Natural Selection

Group Exhibition

September 8 - October 7, 2006

Natural Selection
Natural Selection
Natural Selection

Natural Selection

Natural Selection , 2006
installation view
Paul Morrison Calathidium 2006 silkscreen ed. 45, 38 3/8 x 28 3/4 inches

DONALD BAECHLER

JANE BUYERS

JIM DINE

JAY ISAAC

SUZY LAKE

PAUL MORRISON

CY TWOMBLY




"As far as I can tell, the beauty of research lies in its functional ability as a mechanism that can unite an idea developing within the self to the outside world. When applied to the practice of an artist this idea can be viewed as a quest for the next essential image around the next essential corner. When applied to the practice of a curator this idea can be viewed as a quest for the next essential concept around the next essential corner. Image and concept are interchangeable. So too can be artist and curator.

I wonder about the role of fate and circumstance in the act of scientific research versus the artist’s choice of subject or a path of curatorial inquiry: the structured networks of branch and stem and leaf that make plants all so different and yet so all alike.

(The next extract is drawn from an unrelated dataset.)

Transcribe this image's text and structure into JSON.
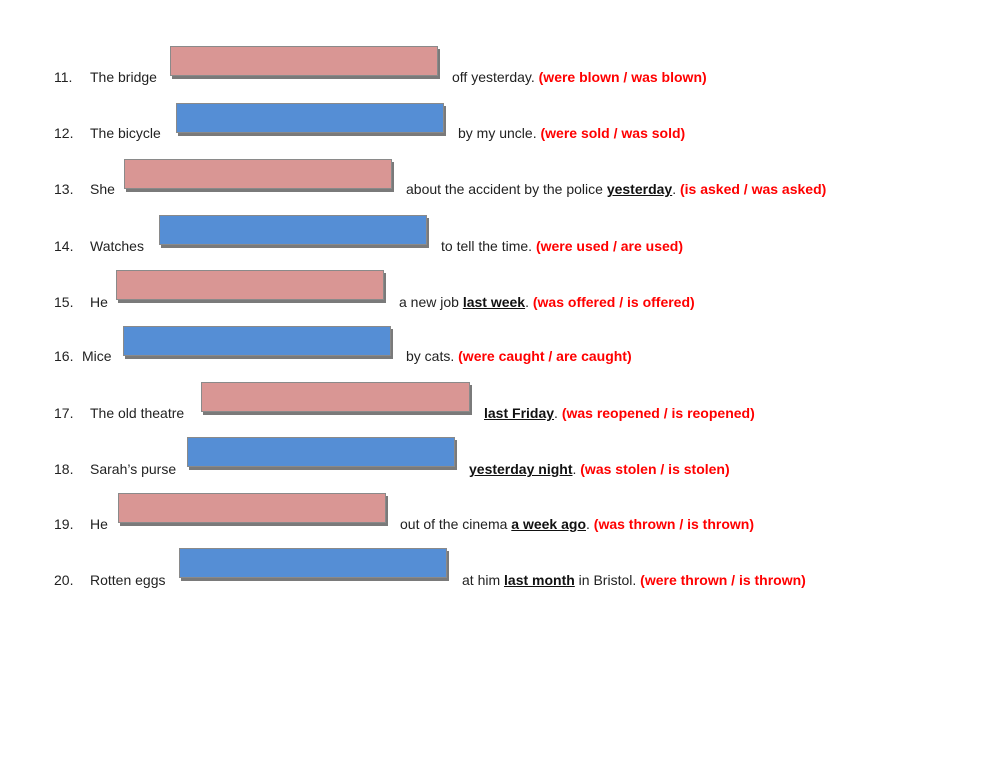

The consideration of subject matter can sometimes be viewed as an array of dots that at some point cohere into a pattern. Discovering the pattern comes as a result of connecting the dots. When I came across Cy Twombly’s Natural History, Part II, I was one month and two artists into the five months and seven artists worth of research that resulted in Natural Selection. With the discovery of Twombly’s botanical print his work as I knew it had been transformed and the title and concept for this show became clear.

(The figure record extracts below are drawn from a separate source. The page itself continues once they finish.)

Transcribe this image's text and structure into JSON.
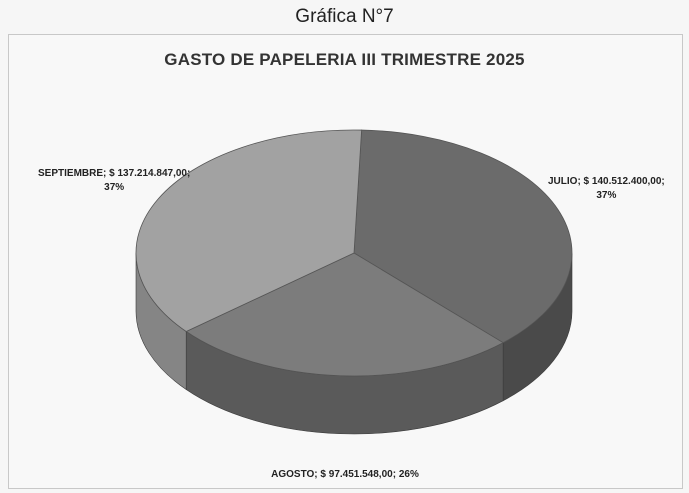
{
  "caption": "Gráfica N°7",
  "chart_data": {
    "type": "pie",
    "title": "GASTO DE PAPELERIA III TRIMESTRE 2025",
    "slices": [
      {
        "label": "JULIO",
        "value": 140512400.0,
        "value_text": "$ 140.512.400,00",
        "percent_text": "37%",
        "color": "#6b6b6b",
        "side_color": "#4a4a4a"
      },
      {
        "label": "AGOSTO",
        "value": 97451548.0,
        "value_text": "$ 97.451.548,00",
        "percent_text": "26%",
        "color": "#7c7c7c",
        "side_color": "#5a5a5a"
      },
      {
        "label": "SEPTIEMBRE",
        "value": 137214847.0,
        "value_text": "$ 137.214.847,00",
        "percent_text": "37%",
        "color": "#a2a2a2",
        "side_color": "#858585"
      }
    ],
    "data_labels": {
      "julio_line1": "JULIO; $ 140.512.400,00;",
      "julio_line2": "37%",
      "septiembre_line1": "SEPTIEMBRE; $ 137.214.847,00;",
      "septiembre_line2": "37%",
      "agosto_line1": "AGOSTO; $ 97.451.548,00; 26%"
    }
  }
}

In early June I contacted Jay Isaac to find out what he was up to. He had recently vacated Toronto for St John’s, New Brunswick, to spend the summer in his hometown. He told me that he was making observational paintings in gouache on paper of trees and plant life. I told him about the show I was working on and some of the artists I was thinking about. Shortly thereafter I was bound for Switzerland and the art fair in Basel where I encountered the work of mid-career British artist Paul Morrison. I found paintings in two stands and a series of new silkscreens in a third. Attracted to his work in general I became absorbed by the silkscreens and the use of 15th and 16th century botanical woodblock prints as source material. And I became aware of the deep horizon lines, an observation that would later influence their formally juxtaposed placement in the show with Isaacs’ flora-laced landscapes.

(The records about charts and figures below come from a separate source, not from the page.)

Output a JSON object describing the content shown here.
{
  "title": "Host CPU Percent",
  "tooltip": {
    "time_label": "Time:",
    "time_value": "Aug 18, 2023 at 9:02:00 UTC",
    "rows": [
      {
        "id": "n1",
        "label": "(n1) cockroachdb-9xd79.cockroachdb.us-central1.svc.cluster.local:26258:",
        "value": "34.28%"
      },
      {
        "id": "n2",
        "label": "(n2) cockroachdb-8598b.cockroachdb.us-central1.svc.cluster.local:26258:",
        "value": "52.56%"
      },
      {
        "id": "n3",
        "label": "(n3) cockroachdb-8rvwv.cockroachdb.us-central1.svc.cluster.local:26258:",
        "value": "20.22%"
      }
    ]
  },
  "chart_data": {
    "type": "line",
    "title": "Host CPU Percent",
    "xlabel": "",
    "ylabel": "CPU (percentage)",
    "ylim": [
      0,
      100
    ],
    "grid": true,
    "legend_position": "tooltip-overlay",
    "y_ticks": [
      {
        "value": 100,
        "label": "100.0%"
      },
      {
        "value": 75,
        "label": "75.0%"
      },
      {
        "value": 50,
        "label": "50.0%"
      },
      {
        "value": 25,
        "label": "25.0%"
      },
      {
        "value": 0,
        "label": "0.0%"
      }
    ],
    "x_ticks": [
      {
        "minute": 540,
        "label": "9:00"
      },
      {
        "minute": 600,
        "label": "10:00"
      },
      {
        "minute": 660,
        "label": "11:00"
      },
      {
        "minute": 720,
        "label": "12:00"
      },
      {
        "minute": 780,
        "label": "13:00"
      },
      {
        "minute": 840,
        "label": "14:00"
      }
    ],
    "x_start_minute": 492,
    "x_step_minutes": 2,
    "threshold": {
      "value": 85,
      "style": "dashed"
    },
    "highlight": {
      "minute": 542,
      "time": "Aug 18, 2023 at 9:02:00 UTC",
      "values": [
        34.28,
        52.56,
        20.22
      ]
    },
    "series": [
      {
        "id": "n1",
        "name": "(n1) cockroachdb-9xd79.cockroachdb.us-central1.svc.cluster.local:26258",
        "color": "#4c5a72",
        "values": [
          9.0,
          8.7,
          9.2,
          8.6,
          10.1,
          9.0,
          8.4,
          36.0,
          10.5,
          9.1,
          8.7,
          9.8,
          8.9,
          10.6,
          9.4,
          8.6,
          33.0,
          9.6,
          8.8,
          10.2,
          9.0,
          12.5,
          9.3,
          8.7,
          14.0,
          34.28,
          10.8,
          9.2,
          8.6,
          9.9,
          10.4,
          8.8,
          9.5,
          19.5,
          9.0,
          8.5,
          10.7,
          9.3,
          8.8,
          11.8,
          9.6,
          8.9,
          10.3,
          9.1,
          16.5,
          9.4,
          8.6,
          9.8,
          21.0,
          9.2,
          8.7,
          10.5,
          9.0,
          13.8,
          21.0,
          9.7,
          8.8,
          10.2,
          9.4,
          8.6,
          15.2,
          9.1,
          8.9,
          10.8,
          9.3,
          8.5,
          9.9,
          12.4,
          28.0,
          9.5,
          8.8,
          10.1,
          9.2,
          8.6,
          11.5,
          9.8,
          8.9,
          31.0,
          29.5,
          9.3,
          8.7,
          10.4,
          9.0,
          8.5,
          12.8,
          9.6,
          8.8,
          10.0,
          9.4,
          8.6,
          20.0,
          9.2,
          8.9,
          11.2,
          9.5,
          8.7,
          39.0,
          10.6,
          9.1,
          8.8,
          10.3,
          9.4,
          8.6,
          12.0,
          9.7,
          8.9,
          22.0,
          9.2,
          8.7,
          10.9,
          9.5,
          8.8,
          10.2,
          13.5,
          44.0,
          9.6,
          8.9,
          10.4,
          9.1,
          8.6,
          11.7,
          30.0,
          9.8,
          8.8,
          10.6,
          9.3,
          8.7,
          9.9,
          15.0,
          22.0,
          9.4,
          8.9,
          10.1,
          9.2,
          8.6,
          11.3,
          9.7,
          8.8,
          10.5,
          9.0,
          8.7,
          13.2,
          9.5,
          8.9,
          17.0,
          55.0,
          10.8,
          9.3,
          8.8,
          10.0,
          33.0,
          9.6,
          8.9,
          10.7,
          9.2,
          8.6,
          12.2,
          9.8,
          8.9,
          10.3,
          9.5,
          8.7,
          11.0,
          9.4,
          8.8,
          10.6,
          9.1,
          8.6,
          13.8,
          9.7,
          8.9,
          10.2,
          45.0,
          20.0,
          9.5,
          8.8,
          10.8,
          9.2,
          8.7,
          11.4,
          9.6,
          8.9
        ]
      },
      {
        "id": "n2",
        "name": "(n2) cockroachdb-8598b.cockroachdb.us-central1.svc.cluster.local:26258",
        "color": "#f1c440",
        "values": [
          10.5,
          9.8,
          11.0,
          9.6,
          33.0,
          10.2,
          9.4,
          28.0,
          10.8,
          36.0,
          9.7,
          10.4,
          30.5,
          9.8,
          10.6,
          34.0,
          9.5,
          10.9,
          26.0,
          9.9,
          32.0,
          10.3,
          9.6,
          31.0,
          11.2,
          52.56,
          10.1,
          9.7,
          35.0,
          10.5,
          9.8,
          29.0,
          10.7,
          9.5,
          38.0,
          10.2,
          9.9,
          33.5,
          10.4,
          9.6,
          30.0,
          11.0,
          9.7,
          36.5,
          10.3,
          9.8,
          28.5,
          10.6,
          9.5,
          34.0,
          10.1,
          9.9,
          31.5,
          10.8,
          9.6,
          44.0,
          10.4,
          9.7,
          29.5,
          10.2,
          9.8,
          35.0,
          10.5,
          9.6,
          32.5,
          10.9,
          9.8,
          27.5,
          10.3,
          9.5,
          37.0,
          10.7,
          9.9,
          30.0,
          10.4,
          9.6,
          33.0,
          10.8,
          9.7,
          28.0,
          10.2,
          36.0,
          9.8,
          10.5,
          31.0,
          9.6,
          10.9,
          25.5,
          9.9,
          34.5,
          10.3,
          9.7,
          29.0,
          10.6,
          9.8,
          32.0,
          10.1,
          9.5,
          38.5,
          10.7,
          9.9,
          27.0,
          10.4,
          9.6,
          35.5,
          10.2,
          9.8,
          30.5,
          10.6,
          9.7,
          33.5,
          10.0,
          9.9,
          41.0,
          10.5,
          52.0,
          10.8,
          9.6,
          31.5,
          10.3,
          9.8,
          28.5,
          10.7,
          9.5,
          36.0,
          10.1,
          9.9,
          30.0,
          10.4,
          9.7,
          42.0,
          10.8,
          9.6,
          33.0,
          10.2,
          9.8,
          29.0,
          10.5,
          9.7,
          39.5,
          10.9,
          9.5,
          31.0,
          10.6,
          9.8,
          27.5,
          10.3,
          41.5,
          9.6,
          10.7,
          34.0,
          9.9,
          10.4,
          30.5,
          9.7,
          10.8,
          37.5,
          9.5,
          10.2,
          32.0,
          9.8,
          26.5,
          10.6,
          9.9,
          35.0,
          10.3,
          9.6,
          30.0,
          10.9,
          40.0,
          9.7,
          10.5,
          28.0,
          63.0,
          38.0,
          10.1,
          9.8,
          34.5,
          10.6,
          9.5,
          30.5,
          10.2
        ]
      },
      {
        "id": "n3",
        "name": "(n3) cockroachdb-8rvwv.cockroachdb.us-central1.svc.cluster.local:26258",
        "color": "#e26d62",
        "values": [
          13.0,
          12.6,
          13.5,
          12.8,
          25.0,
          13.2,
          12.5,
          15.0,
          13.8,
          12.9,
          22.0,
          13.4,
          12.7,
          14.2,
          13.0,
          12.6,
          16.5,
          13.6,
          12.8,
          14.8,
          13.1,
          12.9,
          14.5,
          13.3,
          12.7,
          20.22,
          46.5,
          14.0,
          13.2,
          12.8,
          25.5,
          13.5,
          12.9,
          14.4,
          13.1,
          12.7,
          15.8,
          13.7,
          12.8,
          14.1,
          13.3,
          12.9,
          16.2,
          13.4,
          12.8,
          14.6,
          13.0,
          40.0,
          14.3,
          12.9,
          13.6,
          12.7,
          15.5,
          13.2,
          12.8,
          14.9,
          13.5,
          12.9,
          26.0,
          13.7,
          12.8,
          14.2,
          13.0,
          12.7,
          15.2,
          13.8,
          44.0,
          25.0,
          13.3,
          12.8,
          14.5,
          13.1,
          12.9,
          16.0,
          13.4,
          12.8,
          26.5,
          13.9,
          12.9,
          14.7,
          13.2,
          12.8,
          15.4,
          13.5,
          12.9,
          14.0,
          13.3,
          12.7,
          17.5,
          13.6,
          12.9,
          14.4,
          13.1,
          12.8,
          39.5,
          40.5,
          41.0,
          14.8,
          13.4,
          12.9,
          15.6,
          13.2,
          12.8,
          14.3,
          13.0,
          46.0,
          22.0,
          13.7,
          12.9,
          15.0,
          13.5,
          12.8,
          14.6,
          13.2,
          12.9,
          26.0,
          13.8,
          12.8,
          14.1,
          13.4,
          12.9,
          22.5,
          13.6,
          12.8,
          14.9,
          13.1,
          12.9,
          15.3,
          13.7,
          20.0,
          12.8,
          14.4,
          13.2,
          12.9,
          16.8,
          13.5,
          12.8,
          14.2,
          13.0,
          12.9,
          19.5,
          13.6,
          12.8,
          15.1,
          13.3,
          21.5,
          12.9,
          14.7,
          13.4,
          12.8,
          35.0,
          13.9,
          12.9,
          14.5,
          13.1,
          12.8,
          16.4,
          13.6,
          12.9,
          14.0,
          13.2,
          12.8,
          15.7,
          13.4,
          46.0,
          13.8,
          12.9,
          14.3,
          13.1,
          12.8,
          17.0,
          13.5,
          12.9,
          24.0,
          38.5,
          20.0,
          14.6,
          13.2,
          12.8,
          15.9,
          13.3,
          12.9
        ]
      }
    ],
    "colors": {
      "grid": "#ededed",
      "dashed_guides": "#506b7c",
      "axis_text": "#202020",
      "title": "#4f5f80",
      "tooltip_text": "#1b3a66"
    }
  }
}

There are several curatorial arcs that can be traced and retraced when considering the functions of time in this show. There is the timeline for the works themselves (1975-2006, and back to the 15th century in the case of Morrison’s source material) and of the artists themselves, from Jay Isaac through generations to Cy Twombly. There is the idea of subject matter withstanding the test of time, and of artists and their relative commercial and critical successes over the spans of their careers, to which ideas we bring the forces of economy, both intellectual and of commerce, and the contemplation of Darwin and his survival of the fittest. And then there are the cultures and the borders, from Britain, Canada, Italy and the United States, and again that which makes things so different and then so all alike."